In the following we define the Fibonacci numbers as $F_{-1}=1$, $F_0 = 1$, $F_1 = 2$, $F_n = F_{n-1} + F_{n-2}$ (we care for this exact indexation).
A beautiful theorem by Zeckendorf says that every number $n$ can be uniquely decomposed into a sum of pairwise non-consecutive Fibonacci numbers, i.e. $n=\sum_{i=0}^\infty a_i F_i$ with $a_i\in \{0,1\}$ and $a_ia_{i+1}=0$ for all $i$. Taking these coefficients we can turn each number $n$ into a binary string $[n]_Z=a_ka_{k-1}\ldots a_1a_0$, where $k$ is the highest non-zero coefficient (i.e. forget all leading 0's). Let us call $[n]_Z$ the Zeckendorf code of $n$.
One quickly sees that the number of $k$-bit Zeckendorf codes is exactly $F_{k-2}$. Note that all $k$-bit Zeckendorf codes start with 10, so the number of $(k+2)$-bit Zeckendorf codes is exactly the number of $k$-bit binary codes with no consecutive 1's (including those with leading 0's).
Hence, the number of $k$-bit binary codes with no consecutive 1's is $F_k$, in particular, for $k=13$ we get $F_{13}=610$.

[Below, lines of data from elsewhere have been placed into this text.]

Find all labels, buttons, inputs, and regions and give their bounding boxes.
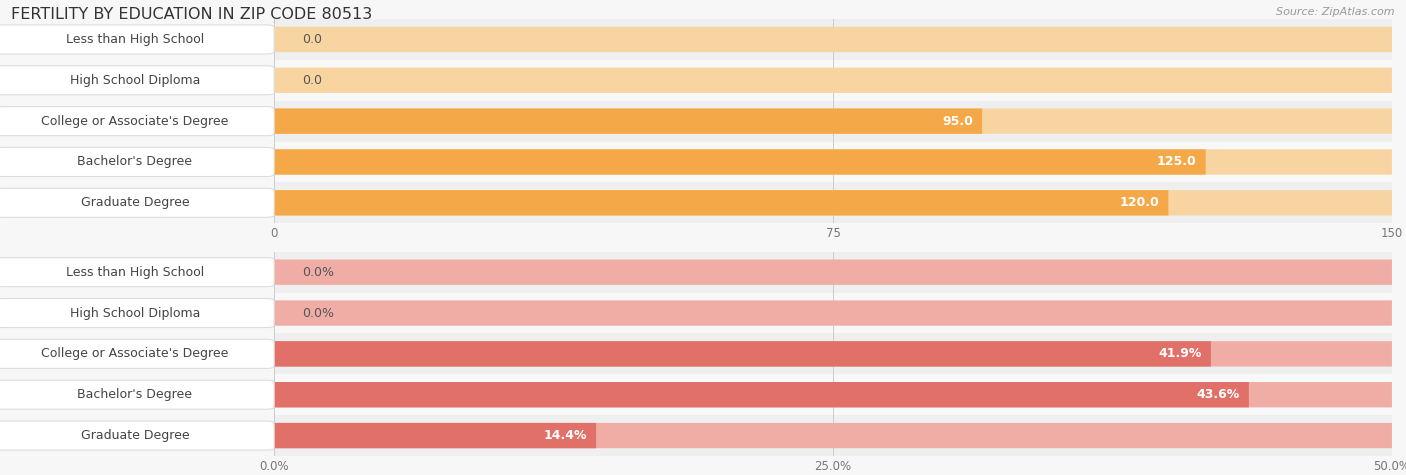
Bar <box>274 19 1392 60</box>
Bar <box>274 60 1392 101</box>
Text: 95.0: 95.0 <box>942 114 973 128</box>
Text: Less than High School: Less than High School <box>66 33 204 46</box>
Text: College or Associate's Degree: College or Associate's Degree <box>41 114 229 128</box>
Bar <box>274 293 1392 333</box>
Text: 0.0%: 0.0% <box>302 306 335 320</box>
FancyBboxPatch shape <box>274 149 1392 175</box>
Text: Graduate Degree: Graduate Degree <box>80 429 190 442</box>
FancyBboxPatch shape <box>274 382 1249 408</box>
FancyBboxPatch shape <box>274 67 1392 93</box>
Text: College or Associate's Degree: College or Associate's Degree <box>41 347 229 361</box>
Text: 43.6%: 43.6% <box>1197 388 1240 401</box>
Text: 0.0: 0.0 <box>302 74 322 87</box>
FancyBboxPatch shape <box>274 423 1392 448</box>
FancyBboxPatch shape <box>274 190 1168 216</box>
Bar <box>274 101 1392 142</box>
FancyBboxPatch shape <box>274 341 1211 367</box>
Bar <box>274 374 1392 415</box>
Text: 0.0: 0.0 <box>302 33 322 46</box>
Text: High School Diploma: High School Diploma <box>70 306 200 320</box>
FancyBboxPatch shape <box>274 341 1392 367</box>
FancyBboxPatch shape <box>274 108 1392 134</box>
Text: 41.9%: 41.9% <box>1159 347 1202 361</box>
Bar <box>274 415 1392 456</box>
Text: Bachelor's Degree: Bachelor's Degree <box>77 388 193 401</box>
Bar <box>274 182 1392 223</box>
FancyBboxPatch shape <box>274 423 596 448</box>
FancyBboxPatch shape <box>274 27 1392 52</box>
FancyBboxPatch shape <box>274 259 1392 285</box>
FancyBboxPatch shape <box>274 149 1206 175</box>
Text: Bachelor's Degree: Bachelor's Degree <box>77 155 193 169</box>
Text: 120.0: 120.0 <box>1119 196 1160 209</box>
Bar <box>274 142 1392 182</box>
Text: High School Diploma: High School Diploma <box>70 74 200 87</box>
Text: 14.4%: 14.4% <box>544 429 588 442</box>
FancyBboxPatch shape <box>274 382 1392 408</box>
FancyBboxPatch shape <box>274 300 1392 326</box>
Text: Source: ZipAtlas.com: Source: ZipAtlas.com <box>1277 7 1395 17</box>
Bar <box>274 333 1392 374</box>
Text: 0.0%: 0.0% <box>302 266 335 279</box>
Text: Graduate Degree: Graduate Degree <box>80 196 190 209</box>
FancyBboxPatch shape <box>274 108 983 134</box>
Bar <box>274 252 1392 293</box>
FancyBboxPatch shape <box>274 190 1392 216</box>
Text: FERTILITY BY EDUCATION IN ZIP CODE 80513: FERTILITY BY EDUCATION IN ZIP CODE 80513 <box>11 7 373 22</box>
Text: Less than High School: Less than High School <box>66 266 204 279</box>
Text: 125.0: 125.0 <box>1157 155 1197 169</box>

I know that this approach is a little overkill for the problem at hand but I wanted to point out the nice mathematics connected to this. Also, there is a generalization of Zeckendorfs theorem for Narayana numbers and all the other higher-order generalized Fibonacci numbers, so that questions like How many binary numbers with all 1's at least $r$ 0's apart are there? can be answered analogously.